A federal jury in Chicago convicted two real estate developers for participating in a conspiracy that embezzled millions of dollars from the failed Washington Federal Bank for Savings.
Washington Federal, which was based in Chicago’s Bridgeport neighborhood, was shut down in 2017 after the Office of the Comptroller of the Currency determined the bank was insolvent and had at least $66 million in nonperforming loans. For more than a decade, developers Miroslaw Krejza and Marek Matczuk were part of a conspiracy that embezzled millions of dollars in bank funds. The embezzled funds were disguised as purported real estate development loan disbursements to Krejza, Matczuk, and others. The conspirators were not required to repay these purported loans, and they never did.
Krejza, 65, of Chicago, and Matczuk, 60, of Park Ridge, Ill., were convicted of conspiring to commit embezzlement and falsify bank records, as well as aiding and abetting embezzlement by bank employees. The jury returned the verdicts after a three-week trial in federal court in Chicago.

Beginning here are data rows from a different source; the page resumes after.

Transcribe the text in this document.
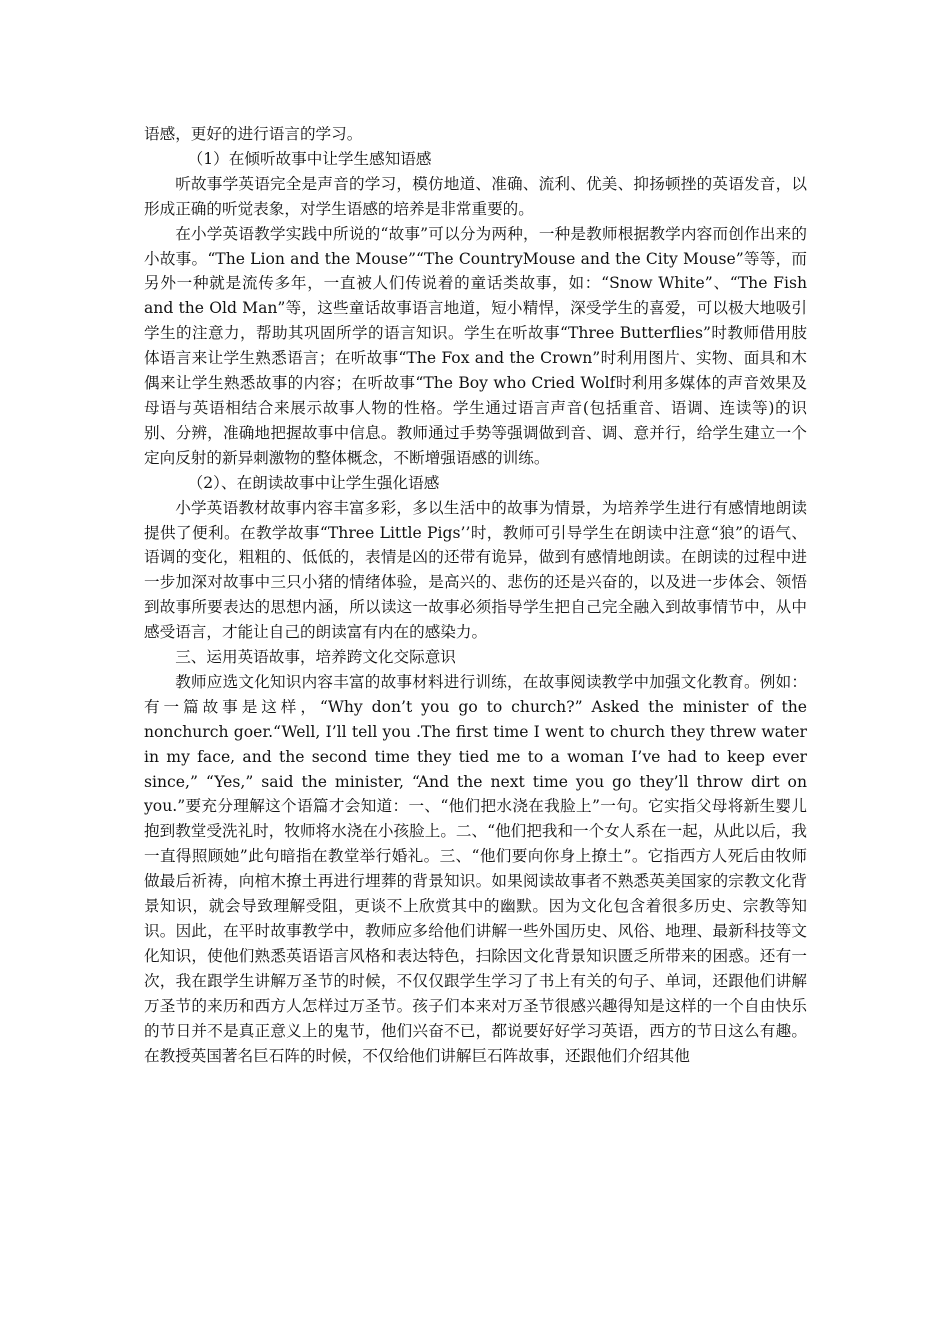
语感，更好的进行语言的学习。

（1）在倾听故事中让学生感知语感

听故事学英语完全是声音的学习，模仿地道、准确、流利、优美、抑扬顿挫的英语发音，以形成正确的听觉表象，对学生语感的培养是非常重要的。

在小学英语教学实践中所说的“故事”可以分为两种，一种是教师根据教学内容而创作出来的小故事。“The Lion and the Mouse”“The CountryMouse and the City Mouse”等等，而另外一种就是流传多年，一直被人们传说着的童话类故事，如：“Snow White”、“The Fish and the Old Man”等，这些童话故事语言地道，短小精悍，深受学生的喜爱，可以极大地吸引学生的注意力，帮助其巩固所学的语言知识。学生在听故事“Three Butterflies”时教师借用肢体语言来让学生熟悉语言；在听故事“The Fox and the Crown”时利用图片、实物、面具和木偶来让学生熟悉故事的内容；在听故事“The Boy who Cried Wolf时利用多媒体的声音效果及母语与英语相结合来展示故事人物的性格。学生通过语言声音(包括重音、语调、连读等)的识别、分辨，准确地把握故事中信息。教师通过手势等强调做到音、调、意并行，给学生建立一个定向反射的新异刺激物的整体概念，不断增强语感的训练。

（2）、在朗读故事中让学生强化语感

小学英语教材故事内容丰富多彩，多以生活中的故事为情景，为培养学生进行有感情地朗读提供了便利。在教学故事“Three Little Pigs’’时，教师可引导学生在朗读中注意“狼”的语气、语调的变化，粗粗的、低低的，表情是凶的还带有诡异，做到有感情地朗读。在朗读的过程中进一步加深对故事中三只小猪的情绪体验，是高兴的、悲伤的还是兴奋的，以及进一步体会、领悟到故事所要表达的思想内涵，所以读这一故事必须指导学生把自己完全融入到故事情节中，从中感受语言，才能让自己的朗读富有内在的感染力。

三、运用英语故事，培养跨文化交际意识

教师应选文化知识内容丰富的故事材料进行训练，在故事阅读教学中加强文化教育。例如：有一篇故事是这样，“Why don’t you go to church?” Asked the minister of the nonchurch goer.“Well, I’ll tell you .The first time I went to church they threw water in my face, and the second time they tied me to a woman I’ve had to keep ever since,” “Yes,” said the minister, “And the next time you go they’ll throw dirt on you.”要充分理解这个语篇才会知道：一、“他们把水浇在我脸上”一句。它实指父母将新生婴儿抱到教堂受洗礼时，牧师将水浇在小孩脸上。二、“他们把我和一个女人系在一起，从此以后，我一直得照顾她”此句暗指在教堂举行婚礼。三、“他们要向你身上撩土”。它指西方人死后由牧师做最后祈祷，向棺木撩土再进行埋葬的背景知识。如果阅读故事者不熟悉英美国家的宗教文化背景知识，就会导致理解受阻，更谈不上欣赏其中的幽默。因为文化包含着很多历史、宗教等知识。因此，在平时故事教学中，教师应多给他们讲解一些外国历史、风俗、地理、最新科技等文化知识，使他们熟悉英语语言风格和表达特色，扫除因文化背景知识匮乏所带来的困惑。还有一次，我在跟学生讲解万圣节的时候，不仅仅跟学生学习了书上有关的句子、单词，还跟他们讲解万圣节的来历和西方人怎样过万圣节。孩子们本来对万圣节很感兴趣得知是这样的一个自由快乐的节日并不是真正意义上的鬼节，他们兴奋不已，都说要好好学习英语，西方的节日这么有趣。在教授英国著名巨石阵的时候，不仅给他们讲解巨石阵故事，还跟他们介绍其他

U.S. District Judge Virginia Kendall did not immediately set sentencing dates.
The federal investigation into the collapse of Washington Federal led to criminal charges against 16 defendants, including the bank’s chief financial officer, treasurer, and other high-ranking employees, for conspiring to embezzle at least $31 million in bank funds. Krejza, Matczuk, and two others were convicted after jury trials, while 10 defendants pleaded guilty and two entered into deferred prosecution agreements.
Much of the embezzled money was transferred to Chicago attorney Robert Kowalski and other individuals outside the bank without all of the required documentation and often without any documentation whatsoever. A jury earlier this year convicted Kowalski on bankruptcy fraud, bank embezzlement, and false statement charges. His sentencing is set for Jan. 23, 2024. Kowalski’s sister, Jan Kowalski, also an attorney, pleaded guilty and was sentenced in June to more than three years in prison for fraudulently enabling her brother to conceal more than $357,000 from creditors and the trustee in his bankruptcy case.
In August, three former members of Washington Federal’s Board of Directors pleaded guilty to conspiring to falsify bank records to deceive the OCC. William Mahon, George Kozdemba, and Janice Weston will be sentenced in December.
Last year, Chicago attorney Patrick Thompson was convicted of making false statements to the Federal Deposit Insurance Corp. regarding the amount of money he received from Washington Federal via a purported loan and other unsecured payments. Thompson was also convicted of filing tax returns in which he falsely deducted interest that he had not actually paid to Washington Federal.